CN109815295A - Distributed type assemblies data lead-in method and device - Google Patents
Distributed type assemblies data lead-in method and device Download PDFInfo
- Publication number
- CN109815295A CN109815295A CN201910119281.5A CN201910119281A CN109815295A CN 109815295 A CN109815295 A CN 109815295A CN 201910119281 A CN201910119281 A CN 201910119281A CN 109815295 A CN109815295 A CN 109815295A
- Authority
- CN
- China
- Prior art keywords
- data
- load
- file
- foreigntablescan
- operator
- Prior art date
- Legal status (The legal status is an assumption and is not a legal conclusion. Google has not performed a legal analysis and makes no representation as to the accuracy of the status listed.)
- Pending
Links
- 238000000034 method Methods 0.000 title claims abstract description 60
- 230000000712 assembly Effects 0.000 title claims abstract description 11
- 238000000429 assembly Methods 0.000 title claims abstract description 11
- 230000008569 process Effects 0.000 claims abstract description 45
- 238000004590 computer program Methods 0.000 claims description 4
- 230000008901 benefit Effects 0.000 description 4
- 238000010586 diagram Methods 0.000 description 2
- 230000007246 mechanism Effects 0.000 description 2
- 230000004044 response Effects 0.000 description 2
- 238000004364 calculation method Methods 0.000 description 1
- 230000008859 change Effects 0.000 description 1
- 238000007796 conventional method Methods 0.000 description 1
- 238000002224 dissection Methods 0.000 description 1
- 235000013399 edible fruits Nutrition 0.000 description 1
- 230000000694 effects Effects 0.000 description 1
- 239000004744 fabric Substances 0.000 description 1
- 230000006872 improvement Effects 0.000 description 1
- 230000001737 promoting effect Effects 0.000 description 1
- 230000008439 repair process Effects 0.000 description 1
Landscapes
- Information Retrieval, Db Structures And Fs Structures Therefor (AREA)
Abstract
The invention discloses a kind of distributed type assemblies data lead-in method and devices, the described method includes: back end receives the data load command that Master node issues, start ForeignTableScan operator load document and loads process, pre-set external table is based on by ForeignTableScan operator, the data and external file relevant information to be requested are sent to file load process, wherein, in file load process setting third party ETL server;File loads the information sequence that process is sent according to back end and reads data file, and sends the data to back end;After the ForeignTableScan operator of back end collects data, local is stored data into.
Description
Technical field
The present invention relates to computer field more particularly to a kind of distributed type assemblies data lead-in methods and device.
Background technique
Distributed type assemblies database is mainly characterized by the quick response of the quick storage and complex query of mass data.Therefore
The quick storage of data is of great significance to distributed data base.Distributed data base KingbaseAnalyticsDB passes through
Data and processing work are assigned to the mode of multiple servers or host, store and process a large amount of data.
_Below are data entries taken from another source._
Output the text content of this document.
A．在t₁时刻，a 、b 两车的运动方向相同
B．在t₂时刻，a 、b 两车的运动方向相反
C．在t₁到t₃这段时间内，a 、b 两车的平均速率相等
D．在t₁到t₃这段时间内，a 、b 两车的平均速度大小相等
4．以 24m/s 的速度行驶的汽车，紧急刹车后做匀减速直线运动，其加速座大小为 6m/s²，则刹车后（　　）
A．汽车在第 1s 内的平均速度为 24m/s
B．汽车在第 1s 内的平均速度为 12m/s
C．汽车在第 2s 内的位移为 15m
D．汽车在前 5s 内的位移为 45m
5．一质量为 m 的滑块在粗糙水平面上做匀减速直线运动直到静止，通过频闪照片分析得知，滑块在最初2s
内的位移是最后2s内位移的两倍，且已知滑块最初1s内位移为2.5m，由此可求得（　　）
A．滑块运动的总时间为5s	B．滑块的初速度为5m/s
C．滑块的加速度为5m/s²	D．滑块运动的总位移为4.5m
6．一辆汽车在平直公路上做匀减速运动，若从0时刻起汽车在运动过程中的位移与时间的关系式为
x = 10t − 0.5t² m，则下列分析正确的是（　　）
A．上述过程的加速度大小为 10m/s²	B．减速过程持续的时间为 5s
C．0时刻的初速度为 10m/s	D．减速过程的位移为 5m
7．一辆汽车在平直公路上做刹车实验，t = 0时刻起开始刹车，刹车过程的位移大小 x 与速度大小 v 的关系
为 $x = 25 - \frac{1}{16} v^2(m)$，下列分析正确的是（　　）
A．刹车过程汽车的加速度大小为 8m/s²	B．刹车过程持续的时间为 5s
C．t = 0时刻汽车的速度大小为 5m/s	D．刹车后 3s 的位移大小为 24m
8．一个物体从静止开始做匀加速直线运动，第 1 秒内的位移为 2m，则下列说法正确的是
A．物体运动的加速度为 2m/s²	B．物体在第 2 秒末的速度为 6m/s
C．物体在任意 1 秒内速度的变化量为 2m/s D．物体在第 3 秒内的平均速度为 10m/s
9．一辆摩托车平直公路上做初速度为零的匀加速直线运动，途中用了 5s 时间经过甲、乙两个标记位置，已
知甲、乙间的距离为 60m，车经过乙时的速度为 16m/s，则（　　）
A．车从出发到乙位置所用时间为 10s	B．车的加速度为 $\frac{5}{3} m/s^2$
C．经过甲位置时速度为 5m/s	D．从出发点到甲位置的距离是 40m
KingbaseAnalyticsDB is based on multiple single machine databases, they cooperate, and is presented to the user the effect of a database
Fruit.Fig. 1 describes the component for constituting KingbaseAnalyticsDB Database Systems: Master node is
The entrance of KingbaseAnalyticsDB Database Systems.It is client connection and the database instance for submitting SQL statement
Node.Master can coordinate the work of other database instance nodes in oneself and system, these database instances are known as counting
According to node (Segment node), for storing and processing real data.KingbaseAnalyticsDB database Segment is real
Example is independent database, and each Segment node can store the data of a part and execute most of query processing.
When a user is connected to database, and an inquiry is initiated by Master node, each Segment node can be created
Some processes are built to handle this inquiry work.User-defined table and corresponding index are all distributed in each in Database Systems
On a available Segment node, each Segment stores a part of different data.User exists
It is interacted by Master node with these Segment nodes in KingbaseAnalyticsDB Database Systems.Wherein Master
Node is also referred to as management node, and Segment node is also referred to as back end or calculate node.
Copy order is loaded into the data of file in file system in database.Copy order is first in Master node
The data in data file are parsed line by line, and are combined into a tuple according to the format of data store internal, according to the distribution key meter of table
The back end to be issued is calculated, the data is finally stored by the back end.
This scheme is to load the conventional method of external data, also be can be used in distributed data base.But there is it existing
Real disadvantage:
1.Copy order needs Master node elder generation dissection process data, calculates which data are sent to according to table distribution mode
A back end.Copy is serial process each row of data, cannot make full use of the resource of back end, and each back end is idle
Time is more, keeps loading performance relatively low.
2.Master node easily becomes bottleneck.Master node is the entrance of distributed data base, and all inquiries are all
Master node can be passed through.The storage of mass data, which individually connects execution Copy order, can occupy biggish hardware resource,
When concurrent relatively high, Master node can become the bottleneck of distributed data base.The performance of data load is not only influenced,
It will increase the response time of other type SQL.
The data file that 3.Copy order is read can only be on the host of Master node.User is needed using Copy order
Data file is first uploaded to Master node host, increases Master node host storage load simultaneously, ease for use can compare
Difference.
Summary of the invention
The embodiment of the present invention provides a kind of distributed type assemblies data lead-in method and device, divides in the prior art to solve
The slow problem of cloth data base cluster system data loading.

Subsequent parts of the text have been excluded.